Complaining Wednesday – Role-Playing Games: Freedom of Choice – Free from Choices?

Hello and welcome to a new edition of my column, today I am venting my frustration about another one of my favorite topics: freedom of choice in RPGs – or rather the “illusory freedom,” where you actually can’t choose anything at all.

To begin with, this is not about decisions that affect character development, such as talent trees, skill selection, class choice, and so on. I could probably rant about that for pages, but that’s a topic for another day…

“Life or Death?”

If you think back to the early games, especially in the RPG genre, there was almost no freedom from a storytelling perspective. Usually, the plot was strictly predetermined, and you could hardly influence it at all – it just played out like a movie, interrupted by combat, quest, and exploration missions where the characters gain strength. Honestly, I liked that. I could experience the story exactly the way the developers intended, and even though some events deeply shook me (Final Fantasy VII: Aeris. Does it ring a bell?) it was always the story that was pre-defined and unchangeable.

Dragon Age 2 Dialogue

Newer games are trying more and more to incorporate freedom of action; some successful examples are Dragon Age or Mass Effect, where you can make many decisions that have noticeable effects on the storyline. You make decisions over several installments about which crew members survive, how they react to you, and what relationships you build with them. It’s fun, and you really have the impression of shaping the world a bit according to your ideas and decisions, characters reference past actions, and the game world adapts.

Half-heartedness is heartless!

A whole lot of game developers, however, seem to be desperately trying to incorporate some decisions, no matter how trivial or absurd they are. “Is my character going to eat the cheesecake or the chocolate truffles?” “Am I taking the red leash or the blue one to walk my dog?” And although you do feel a certain degree of freedom with these choices, they severely disrupt the flow of the game because the sequence is interrupted, and the “movie” is essentially paused. What annoys me even more are any mechanisms that make your decisions moot anyway. “Do you want to save person A or person B?” – “Oh, it doesn’t matter; they’re both going to die anyway, regardless of what you do.”

Walking Dead Game Zombies

I found it particularly egregious in the game “The Walking Dead – Season 1” (Warning, Spoiler!): In the last 30 minutes of gameplay, they decided to get rid of all the side characters entirely, no matter how much effort it took to get them through the game. There is a series of events that results in all survivors dying one after the other, unfortunately in a very crude manner. It feels half-hearted and leaves me with a very bitter aftertaste for an otherwise great game.

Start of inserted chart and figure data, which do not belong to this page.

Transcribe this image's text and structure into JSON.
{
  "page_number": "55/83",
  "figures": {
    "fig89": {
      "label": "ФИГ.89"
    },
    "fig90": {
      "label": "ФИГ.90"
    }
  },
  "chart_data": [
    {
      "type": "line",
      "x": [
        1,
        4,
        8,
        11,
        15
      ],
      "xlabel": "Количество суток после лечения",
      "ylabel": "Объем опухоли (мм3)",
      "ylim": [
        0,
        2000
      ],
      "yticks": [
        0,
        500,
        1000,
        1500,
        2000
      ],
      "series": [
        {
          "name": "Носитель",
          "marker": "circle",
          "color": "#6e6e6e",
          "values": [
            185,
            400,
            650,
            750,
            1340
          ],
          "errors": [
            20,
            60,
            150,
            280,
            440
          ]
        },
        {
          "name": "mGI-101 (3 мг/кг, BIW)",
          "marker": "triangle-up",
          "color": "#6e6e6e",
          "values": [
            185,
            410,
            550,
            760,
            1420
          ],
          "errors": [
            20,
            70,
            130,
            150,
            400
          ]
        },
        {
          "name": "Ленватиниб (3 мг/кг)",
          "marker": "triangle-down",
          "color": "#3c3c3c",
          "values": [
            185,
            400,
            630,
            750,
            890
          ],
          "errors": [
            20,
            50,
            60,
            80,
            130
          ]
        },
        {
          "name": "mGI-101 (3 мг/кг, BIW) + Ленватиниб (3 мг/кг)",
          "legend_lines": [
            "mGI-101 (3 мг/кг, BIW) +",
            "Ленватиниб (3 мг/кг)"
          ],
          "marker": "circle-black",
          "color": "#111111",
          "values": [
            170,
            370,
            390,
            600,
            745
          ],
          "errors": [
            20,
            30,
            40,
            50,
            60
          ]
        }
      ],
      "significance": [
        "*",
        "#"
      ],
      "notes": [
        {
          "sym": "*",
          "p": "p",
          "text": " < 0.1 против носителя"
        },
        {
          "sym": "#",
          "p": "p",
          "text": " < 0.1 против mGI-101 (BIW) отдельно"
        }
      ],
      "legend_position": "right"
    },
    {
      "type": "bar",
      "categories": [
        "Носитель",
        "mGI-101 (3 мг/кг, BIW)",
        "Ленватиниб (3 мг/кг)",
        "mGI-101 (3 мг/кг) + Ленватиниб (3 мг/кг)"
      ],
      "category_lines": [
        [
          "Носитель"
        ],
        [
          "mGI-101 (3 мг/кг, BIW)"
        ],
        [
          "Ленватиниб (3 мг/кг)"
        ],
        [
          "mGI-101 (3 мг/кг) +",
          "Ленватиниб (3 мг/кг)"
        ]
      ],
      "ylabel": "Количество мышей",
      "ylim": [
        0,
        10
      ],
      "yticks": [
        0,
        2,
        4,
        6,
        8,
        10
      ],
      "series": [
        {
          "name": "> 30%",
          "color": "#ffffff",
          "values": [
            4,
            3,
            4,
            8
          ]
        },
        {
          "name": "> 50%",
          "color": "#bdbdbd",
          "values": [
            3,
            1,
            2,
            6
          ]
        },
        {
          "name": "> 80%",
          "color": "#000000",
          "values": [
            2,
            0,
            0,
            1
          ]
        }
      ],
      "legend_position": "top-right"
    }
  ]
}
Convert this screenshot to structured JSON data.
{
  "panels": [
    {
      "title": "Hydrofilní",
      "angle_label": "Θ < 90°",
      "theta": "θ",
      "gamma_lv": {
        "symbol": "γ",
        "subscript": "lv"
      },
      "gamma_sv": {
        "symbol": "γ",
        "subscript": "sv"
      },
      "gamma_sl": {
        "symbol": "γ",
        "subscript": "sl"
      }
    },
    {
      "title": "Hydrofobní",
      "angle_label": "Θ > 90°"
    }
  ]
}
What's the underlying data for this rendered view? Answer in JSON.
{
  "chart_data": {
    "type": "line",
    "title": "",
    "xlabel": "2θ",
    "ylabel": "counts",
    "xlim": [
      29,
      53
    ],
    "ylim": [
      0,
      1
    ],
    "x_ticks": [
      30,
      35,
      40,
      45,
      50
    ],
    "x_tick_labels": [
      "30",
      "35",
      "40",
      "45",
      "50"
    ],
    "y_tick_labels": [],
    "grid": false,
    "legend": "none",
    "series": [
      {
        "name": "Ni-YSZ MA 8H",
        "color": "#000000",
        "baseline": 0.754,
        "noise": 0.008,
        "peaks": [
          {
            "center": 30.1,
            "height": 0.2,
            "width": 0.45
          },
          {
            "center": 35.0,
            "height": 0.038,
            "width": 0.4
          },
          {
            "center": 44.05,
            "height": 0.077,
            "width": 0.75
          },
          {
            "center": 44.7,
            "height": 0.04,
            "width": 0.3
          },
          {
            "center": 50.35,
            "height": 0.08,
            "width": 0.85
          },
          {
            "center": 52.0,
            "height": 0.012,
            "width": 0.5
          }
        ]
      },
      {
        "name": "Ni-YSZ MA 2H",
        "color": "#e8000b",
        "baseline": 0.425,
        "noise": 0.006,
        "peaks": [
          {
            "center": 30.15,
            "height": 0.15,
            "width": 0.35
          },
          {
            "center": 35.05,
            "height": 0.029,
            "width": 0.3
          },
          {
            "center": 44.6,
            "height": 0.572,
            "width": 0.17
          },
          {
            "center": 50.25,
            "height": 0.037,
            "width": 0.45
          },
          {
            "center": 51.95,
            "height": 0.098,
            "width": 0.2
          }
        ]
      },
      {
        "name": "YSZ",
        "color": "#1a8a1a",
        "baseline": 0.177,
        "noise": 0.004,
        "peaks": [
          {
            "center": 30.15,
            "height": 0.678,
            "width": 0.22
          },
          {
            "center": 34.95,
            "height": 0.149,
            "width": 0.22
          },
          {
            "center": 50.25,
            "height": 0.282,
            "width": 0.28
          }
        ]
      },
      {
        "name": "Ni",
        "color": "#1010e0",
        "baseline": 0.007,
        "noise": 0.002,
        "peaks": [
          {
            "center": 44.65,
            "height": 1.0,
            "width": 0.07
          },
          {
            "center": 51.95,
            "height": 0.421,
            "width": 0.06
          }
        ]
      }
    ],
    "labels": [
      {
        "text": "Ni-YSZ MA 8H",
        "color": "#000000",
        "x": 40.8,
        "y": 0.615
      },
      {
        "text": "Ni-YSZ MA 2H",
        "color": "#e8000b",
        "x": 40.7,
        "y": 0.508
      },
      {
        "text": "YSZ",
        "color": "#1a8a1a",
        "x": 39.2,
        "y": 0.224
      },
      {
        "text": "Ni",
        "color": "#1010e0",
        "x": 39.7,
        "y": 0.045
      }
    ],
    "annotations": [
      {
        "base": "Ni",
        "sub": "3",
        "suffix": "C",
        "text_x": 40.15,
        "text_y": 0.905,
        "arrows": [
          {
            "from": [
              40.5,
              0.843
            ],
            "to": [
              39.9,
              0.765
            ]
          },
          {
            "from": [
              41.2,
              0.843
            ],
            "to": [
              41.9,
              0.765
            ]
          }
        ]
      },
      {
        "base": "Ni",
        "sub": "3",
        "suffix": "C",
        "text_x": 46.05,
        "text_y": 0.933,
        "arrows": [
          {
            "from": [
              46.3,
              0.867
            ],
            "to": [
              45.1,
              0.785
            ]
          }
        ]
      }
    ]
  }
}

Of course, sometimes demonstrating the powerlessness of the player character is appropriate – it can be an incredibly intense experience that no matter what you do, you cannot prevent the inevitable – but then you should do it more skillfully!

[quote_right]Not every game needs freedom of choice.[/quote_right]

So, my dear developers out there, keep this in mind (or your horns… or wings…): Not every game needs freedom of choice, and before you hinder the flow of the game or make all decisions irrelevant in the end, it’s better to leave them out altogether from the beginning. I prefer to be free from choices in a good game than choice-free in a bad one (and yes, I had to read that multiple times to ensure it makes sense).